The first section will focus on middle to large companies that are planning to fully comply with AB5. It will contain answers to frequently asked questions about contracts and employee classification as well as template documents to help companies craft the appropriate forms.

The second section aims at smaller budget organizations who cannot afford to make their workers employees and are pivoting to an all-volunteer model. It will advise companies on how best to transition and will help them determine how to compensate their artists as much as they can in a manner that’s legally permissible.

“I’m hoping the smaller companies are realizing that they really don’t have to close their doors, they all have the option of going to an all-volunteer status.” says Erickson. “We want to make sure that if companies are looking at this option that they’ve got the best information in front of them so they can make an informed decision.”

The third section will contain information for designers and other artists who want to set themselves up to engage in a business to business relationship with a theatre company, which is permitted under AB5 and would help them avoid employee classification.

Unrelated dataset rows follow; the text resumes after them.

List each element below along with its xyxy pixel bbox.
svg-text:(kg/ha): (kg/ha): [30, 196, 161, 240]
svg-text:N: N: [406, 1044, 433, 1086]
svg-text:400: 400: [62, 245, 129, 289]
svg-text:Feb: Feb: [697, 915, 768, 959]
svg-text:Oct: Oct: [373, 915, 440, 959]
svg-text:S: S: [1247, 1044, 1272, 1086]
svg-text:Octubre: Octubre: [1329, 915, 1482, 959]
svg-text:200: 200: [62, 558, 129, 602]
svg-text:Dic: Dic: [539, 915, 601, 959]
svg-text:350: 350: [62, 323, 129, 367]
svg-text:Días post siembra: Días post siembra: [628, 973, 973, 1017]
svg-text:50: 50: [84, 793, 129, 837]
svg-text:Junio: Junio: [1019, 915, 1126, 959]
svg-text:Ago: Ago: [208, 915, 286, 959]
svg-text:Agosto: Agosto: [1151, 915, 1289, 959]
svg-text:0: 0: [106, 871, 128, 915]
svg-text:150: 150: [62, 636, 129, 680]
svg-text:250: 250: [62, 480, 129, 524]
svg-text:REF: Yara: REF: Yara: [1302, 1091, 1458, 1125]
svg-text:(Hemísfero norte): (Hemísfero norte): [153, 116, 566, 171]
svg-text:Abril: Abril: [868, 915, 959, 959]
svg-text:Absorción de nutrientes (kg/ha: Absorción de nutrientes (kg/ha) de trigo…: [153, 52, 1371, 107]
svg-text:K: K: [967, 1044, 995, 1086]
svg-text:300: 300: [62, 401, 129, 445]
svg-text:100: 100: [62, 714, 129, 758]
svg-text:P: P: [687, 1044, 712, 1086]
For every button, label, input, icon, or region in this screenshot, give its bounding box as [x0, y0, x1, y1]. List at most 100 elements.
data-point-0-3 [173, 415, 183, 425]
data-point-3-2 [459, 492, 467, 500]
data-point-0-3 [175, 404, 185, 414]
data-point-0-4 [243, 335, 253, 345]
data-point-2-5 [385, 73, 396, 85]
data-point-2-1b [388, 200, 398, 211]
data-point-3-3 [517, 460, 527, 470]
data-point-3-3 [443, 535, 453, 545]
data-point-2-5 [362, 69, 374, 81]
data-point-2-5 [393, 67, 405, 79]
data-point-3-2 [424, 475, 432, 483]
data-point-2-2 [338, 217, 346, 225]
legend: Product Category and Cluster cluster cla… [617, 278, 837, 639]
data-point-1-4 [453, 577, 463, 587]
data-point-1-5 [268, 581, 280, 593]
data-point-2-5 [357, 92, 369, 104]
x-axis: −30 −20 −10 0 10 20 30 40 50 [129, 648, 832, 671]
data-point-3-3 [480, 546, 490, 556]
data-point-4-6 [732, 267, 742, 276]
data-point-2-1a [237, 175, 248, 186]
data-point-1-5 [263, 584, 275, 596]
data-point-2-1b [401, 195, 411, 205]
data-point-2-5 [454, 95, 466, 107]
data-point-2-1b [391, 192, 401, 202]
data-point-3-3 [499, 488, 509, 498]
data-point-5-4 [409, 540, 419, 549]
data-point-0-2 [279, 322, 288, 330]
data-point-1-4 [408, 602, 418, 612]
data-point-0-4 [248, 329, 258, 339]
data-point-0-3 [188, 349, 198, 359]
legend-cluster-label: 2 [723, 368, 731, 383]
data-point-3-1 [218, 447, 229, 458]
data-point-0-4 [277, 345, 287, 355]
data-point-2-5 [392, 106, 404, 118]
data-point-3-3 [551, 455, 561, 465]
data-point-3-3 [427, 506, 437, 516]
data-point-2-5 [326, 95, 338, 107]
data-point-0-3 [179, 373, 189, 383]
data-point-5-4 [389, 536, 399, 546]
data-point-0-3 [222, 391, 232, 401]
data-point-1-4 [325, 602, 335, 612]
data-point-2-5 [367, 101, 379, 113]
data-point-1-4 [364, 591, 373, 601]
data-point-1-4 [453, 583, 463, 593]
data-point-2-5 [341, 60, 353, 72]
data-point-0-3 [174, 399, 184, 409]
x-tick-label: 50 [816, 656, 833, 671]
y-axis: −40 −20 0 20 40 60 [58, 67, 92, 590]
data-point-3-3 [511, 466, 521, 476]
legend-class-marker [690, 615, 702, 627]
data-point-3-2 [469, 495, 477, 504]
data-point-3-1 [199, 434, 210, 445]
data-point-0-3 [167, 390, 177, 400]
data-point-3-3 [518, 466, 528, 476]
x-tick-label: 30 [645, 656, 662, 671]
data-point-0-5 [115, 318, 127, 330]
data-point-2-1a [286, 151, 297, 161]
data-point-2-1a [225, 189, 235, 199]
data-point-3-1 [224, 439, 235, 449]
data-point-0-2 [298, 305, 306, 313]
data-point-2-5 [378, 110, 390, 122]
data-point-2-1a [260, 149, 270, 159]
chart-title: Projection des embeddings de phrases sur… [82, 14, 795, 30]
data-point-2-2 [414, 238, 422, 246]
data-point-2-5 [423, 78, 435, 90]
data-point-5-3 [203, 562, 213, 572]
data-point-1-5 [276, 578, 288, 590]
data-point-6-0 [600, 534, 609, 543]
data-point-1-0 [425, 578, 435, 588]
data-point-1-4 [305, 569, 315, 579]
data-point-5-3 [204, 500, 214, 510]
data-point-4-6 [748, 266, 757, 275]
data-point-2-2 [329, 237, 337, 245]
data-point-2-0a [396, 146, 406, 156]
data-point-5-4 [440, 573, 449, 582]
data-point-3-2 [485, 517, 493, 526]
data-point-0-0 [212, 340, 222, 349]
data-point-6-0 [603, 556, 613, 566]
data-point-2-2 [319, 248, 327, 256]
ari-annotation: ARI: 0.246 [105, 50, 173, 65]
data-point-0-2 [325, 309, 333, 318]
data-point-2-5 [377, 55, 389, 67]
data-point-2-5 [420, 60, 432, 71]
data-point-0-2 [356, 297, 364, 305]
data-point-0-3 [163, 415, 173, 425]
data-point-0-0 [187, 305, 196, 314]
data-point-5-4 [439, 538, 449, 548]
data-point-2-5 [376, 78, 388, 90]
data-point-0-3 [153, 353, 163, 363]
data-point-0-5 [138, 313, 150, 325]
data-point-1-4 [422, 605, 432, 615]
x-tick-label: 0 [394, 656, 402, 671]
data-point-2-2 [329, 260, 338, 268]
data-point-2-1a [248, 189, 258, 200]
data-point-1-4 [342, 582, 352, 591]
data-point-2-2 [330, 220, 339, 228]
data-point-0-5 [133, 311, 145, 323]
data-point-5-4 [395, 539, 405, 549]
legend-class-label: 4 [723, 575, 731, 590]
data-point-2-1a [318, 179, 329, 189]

TBA plans to have the legal guide up on its website in a month and holding a convening in the East Bay with a lawyer from Littler and Mendelson, who will demonstrate the online resources and answer community questions.

Headshot of Susie Medak. She is a white woman with short curled grey hair and blue eyes. She is wearing a black top with small grey dots on it. she is leaning against a brick wall and  smiling for the camera

Susie Medak. Photo by Cheshire Isaacs/Berkeley Repertory Theatre.

Meanwhile Susie Medak, managing director of Berkeley Repertory Theatre, is coordinating the state’s seventeen LORT theatres and other arts organizations of various sizes in order to share information and make sense of the new requirements.

“At a meeting of the League of Resident Theaters a few months ago, I asked people to volunteer for our own little think tank, and we would meet on the phone,” she says. 

The group has expanded to include members from smaller Bay Area companies and other arts organizations that reached out to Medak for advice once AB5 became law. 

In meetings and consultations with lawyers, the group is trying to find clarity and consensus around the more confusing provisions of AB5. 

Medak is also making frequent calls to her representatives in Sacramento.

Indeed, the furor over AB5 seems to have impressed upon the theatre community the importance of telling its story to the legislature. Theatre advocates are committing to making sure their voices are heard when the laws are being drafted.

Davis recommends that theatre practitioners visit the website of advocacy group, Arts for A Better Bay Area, which will soon include a guide to submitting a letter that specifically address AB1850, the cleanup bill being currently crafted in the state assembly.

Theatre Bay Area is also maintaining a resource site around AB5.

Baker advises theatremakers to sign the aforementioned petition and join arts advocacy groups in meeting with legislators on April 15 for arts advocacy day in Sacramento.

“This is really a time for us,” says Baker. “Even with this huge disruption that this legislation is causing, it’s actually helping us to galvanize the field and to be visible to lawmakers. This is a really good outcome and byproduct that keeps me hopeful. We’ve always had our champions of the arts but now a wider variety of lawmakers are recognizing our value and our impact and finally, also making the correlation to investment.”